Fraud and Nonsense
“What is devotion? What is Upadesha?” Shambhavi unpacks some teachings from Swami Lakshmanjoo. A podcast from Satsang with Shambhavi
First Words From Podcast
There was a 20th century teacher named Swami Lakshmanjoo. He was a practitioner of Kashmir Shaivism, a teacher, a guru, and also very accomplished. Scholars came from all over the world for his advice on the meaning of texts, and many of them studied with him for a long time. This teaching of Swami Lakshmanjoo’s is from his commentary on a section of the Bhagavad Gita. It’s really an interesting moment because he’s kind of being tongue in cheek. He’s enjoying being a bit of a rascal. He’s giving his students these very absolute teachings that cut through all fixation and all attachment, but at the same time he’s admitting that even he is attached to these things that he’s cutting through.
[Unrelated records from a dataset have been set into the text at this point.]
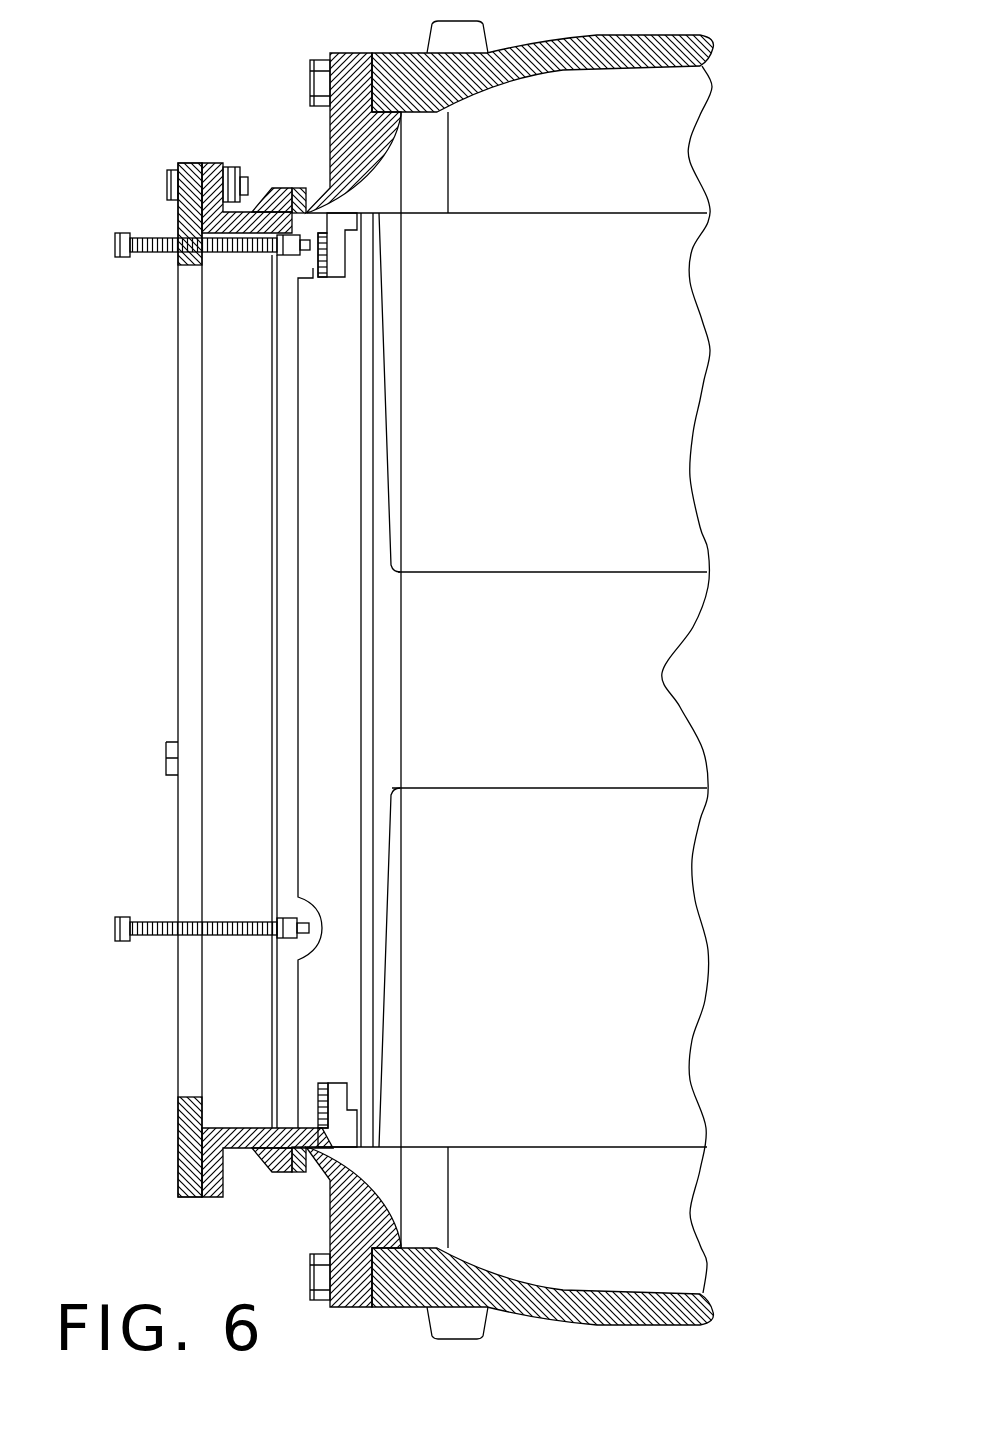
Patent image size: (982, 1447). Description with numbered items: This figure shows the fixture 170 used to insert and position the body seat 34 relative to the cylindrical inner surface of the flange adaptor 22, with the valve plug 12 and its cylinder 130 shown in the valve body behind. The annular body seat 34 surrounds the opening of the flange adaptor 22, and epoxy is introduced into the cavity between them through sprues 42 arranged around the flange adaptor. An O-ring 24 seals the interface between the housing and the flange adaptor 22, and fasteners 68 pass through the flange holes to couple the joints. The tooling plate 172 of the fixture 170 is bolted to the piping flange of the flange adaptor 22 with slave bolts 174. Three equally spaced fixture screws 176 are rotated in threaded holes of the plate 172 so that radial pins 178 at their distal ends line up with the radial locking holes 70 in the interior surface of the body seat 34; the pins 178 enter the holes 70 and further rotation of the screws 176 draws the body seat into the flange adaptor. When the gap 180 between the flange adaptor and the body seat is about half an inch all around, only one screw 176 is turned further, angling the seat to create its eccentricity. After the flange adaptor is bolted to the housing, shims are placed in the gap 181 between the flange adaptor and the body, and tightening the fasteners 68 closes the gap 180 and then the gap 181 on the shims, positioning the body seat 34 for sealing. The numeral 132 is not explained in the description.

The valve plug 12 is at (610, 1166).
The flange adaptor 22 is at (261, 1166).
The O-ring 24 is at (375, 105).
The body seat 34 is at (300, 1124).
The sprues 42 is at (307, 187).
The fasteners 68 is at (310, 79).
The radial locking holes 70 is at (287, 192).
The cylinder 130 is at (523, 212).
The pipe bore line 132 is at (481, 572).
The fixture 170 is at (196, 650).
The tooling plate 172 is at (179, 1150).
The slave bolts 174 is at (166, 188).
The fixture screws 176 is at (121, 259).
The radial pins 178 is at (244, 257).
The gap 180 is at (272, 476).
The gap 181 is at (370, 42).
So the name of his talk is “What is real devotion? What is real bhakti? What is real Upadesha?” Upadesha is a word he’s using to mean initiation. We say diksha to refer to the formal process of being initiated. Upadesha means a direct transmission. Upadesha teachings are when the teacher teaches from her or his own experience. It’s when teachers are able to convey the actual fruit of their experience in a more subtle way so that students get some hit about that. Upadesha could also mean any situation of direct transmission. An Upadesha text would be a text where a teacher was transmitting things that they had realized, teachings not given to them by somebody else.
Upadesha in the sense that Swami Lakshmanjoo is using it means initiation because the moment of initiation is a moment of direct transmission. It’s a moment when there’s a possibility to have some deeper experience of your own essence nature, if you’re open to that. Not everybody is, but there’s that possibility there.